Pineda moved to Spain and Madrid in the 1970s to study dance saying later that he 'rediscovered symbolism and surrealism' during that period. Eventually moving back to the U.S., he later resided in Southeast Asia, writing, acting and giving readings of his poetry.

==Novelist, writer==

The novel The Magick Papers by Antonio Pineda was published in 2004.
Linda Kelly published 3 works by Antonio Pineda in the Sam Francisco Haight Street Voice
Beat Poet Michael McClure & Jim Morrison, The Wilde, Wycked, and Wonderful World of Mark McCloud, and Shaman.

Dr Simon Warner author & editor of Rock & Beat Generation published Pineda’s articles-stories- Re the Grateful Dead and on Beat poets: Neal Cassady, Michael McClure Jim Morrison- Richard Brautigan- Al Winans & Ken Kesey. Warner also published his stories on underground film director Kenneth Anger and a three part series on cinema director David Winters.

 Pineda’s poetry has been published as a Coda -tribute to the aforementioned artists by Warner -who describes Winter's life during these times as a high octane milieu where hot actors, ground breaking poets and musicians- brilliant hoofers and film directors starred.

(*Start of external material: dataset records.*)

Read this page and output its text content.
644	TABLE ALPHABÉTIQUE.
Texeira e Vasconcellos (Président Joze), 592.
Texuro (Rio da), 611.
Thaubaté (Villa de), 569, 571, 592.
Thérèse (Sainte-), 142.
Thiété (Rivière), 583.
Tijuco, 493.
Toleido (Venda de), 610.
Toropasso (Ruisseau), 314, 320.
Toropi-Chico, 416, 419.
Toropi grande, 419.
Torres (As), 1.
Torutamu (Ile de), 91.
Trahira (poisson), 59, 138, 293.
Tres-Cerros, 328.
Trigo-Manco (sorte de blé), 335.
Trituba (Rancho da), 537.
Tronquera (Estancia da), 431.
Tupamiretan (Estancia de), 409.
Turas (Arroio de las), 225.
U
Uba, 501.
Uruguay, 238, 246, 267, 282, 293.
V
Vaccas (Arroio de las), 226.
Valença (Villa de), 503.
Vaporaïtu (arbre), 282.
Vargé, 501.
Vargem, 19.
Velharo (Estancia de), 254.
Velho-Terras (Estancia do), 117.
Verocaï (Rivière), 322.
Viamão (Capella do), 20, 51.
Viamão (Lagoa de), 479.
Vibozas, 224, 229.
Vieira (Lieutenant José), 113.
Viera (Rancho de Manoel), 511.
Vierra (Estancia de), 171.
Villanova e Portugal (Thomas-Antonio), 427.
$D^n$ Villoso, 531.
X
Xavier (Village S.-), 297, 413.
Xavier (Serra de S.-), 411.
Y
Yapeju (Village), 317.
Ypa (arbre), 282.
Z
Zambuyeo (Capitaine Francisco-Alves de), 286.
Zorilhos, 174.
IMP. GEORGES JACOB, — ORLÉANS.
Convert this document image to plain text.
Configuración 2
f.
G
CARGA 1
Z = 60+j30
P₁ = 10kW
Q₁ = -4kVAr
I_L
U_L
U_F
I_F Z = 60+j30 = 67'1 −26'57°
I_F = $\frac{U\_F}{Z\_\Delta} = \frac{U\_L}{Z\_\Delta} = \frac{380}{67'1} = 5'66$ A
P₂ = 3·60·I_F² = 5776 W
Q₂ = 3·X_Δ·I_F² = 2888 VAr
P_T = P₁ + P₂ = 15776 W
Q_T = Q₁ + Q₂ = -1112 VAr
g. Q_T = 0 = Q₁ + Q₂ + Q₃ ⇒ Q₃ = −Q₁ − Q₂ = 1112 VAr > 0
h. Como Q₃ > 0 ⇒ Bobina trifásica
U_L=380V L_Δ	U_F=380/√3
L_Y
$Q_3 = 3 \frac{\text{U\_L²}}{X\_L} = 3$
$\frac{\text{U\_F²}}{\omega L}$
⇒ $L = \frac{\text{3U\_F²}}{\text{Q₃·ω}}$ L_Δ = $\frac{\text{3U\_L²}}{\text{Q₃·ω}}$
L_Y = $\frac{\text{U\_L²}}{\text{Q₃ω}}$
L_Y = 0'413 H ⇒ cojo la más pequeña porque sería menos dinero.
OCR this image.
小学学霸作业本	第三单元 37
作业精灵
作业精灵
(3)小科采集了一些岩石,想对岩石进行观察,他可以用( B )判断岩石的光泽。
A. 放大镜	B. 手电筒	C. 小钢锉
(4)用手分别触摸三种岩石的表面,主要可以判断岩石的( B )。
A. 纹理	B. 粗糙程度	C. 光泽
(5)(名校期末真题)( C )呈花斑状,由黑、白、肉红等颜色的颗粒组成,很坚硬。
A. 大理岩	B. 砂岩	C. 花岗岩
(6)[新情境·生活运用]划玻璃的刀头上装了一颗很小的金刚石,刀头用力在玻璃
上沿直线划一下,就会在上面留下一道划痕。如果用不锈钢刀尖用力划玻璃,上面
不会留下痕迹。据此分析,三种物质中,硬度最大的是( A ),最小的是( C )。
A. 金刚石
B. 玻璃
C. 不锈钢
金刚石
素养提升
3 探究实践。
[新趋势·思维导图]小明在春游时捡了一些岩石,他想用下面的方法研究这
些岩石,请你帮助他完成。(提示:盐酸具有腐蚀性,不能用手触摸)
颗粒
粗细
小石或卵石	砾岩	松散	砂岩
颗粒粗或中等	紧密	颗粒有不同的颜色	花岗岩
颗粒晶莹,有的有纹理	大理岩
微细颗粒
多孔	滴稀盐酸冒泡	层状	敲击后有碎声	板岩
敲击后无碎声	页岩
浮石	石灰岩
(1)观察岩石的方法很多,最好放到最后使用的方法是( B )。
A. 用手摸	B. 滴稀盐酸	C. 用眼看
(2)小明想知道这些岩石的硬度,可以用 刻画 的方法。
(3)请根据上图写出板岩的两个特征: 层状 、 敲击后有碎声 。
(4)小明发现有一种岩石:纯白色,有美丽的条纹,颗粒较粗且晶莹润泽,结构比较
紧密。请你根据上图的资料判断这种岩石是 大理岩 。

He sees Pineda's account a mesmerizing mile-a-minute account of California calls.

==Actor, films==
Pineda had a role in the movie Teddy Bear, in which he shared scenes with one of the lead actors. Pineda was cast in the film Clash of the Empires, filmed in Cambodia and appeared in the movie as "King Korm" with fellow actor Christopher Judge.

In the film (The King Maker) David Winters 'cast me as Don Vincente dancing to the music of Bach and Vivaldi.'

The IMDb (The Internet Movie Database) credits Pineda with performances in their filmography, (3 titles) the 2011 production of Dark Bridge playing Dr. Marquez, 2010 The Lazarus Papers where he played a bar patron and 2005 The King Maker, playing Don Vincenti

British musician Simon Whetham performed in June 2012 at Meta House in Phnom Penh creating a site-specific work. Whetham was joined by 'beat poet, author and spoken word artist' Antonio Pineda.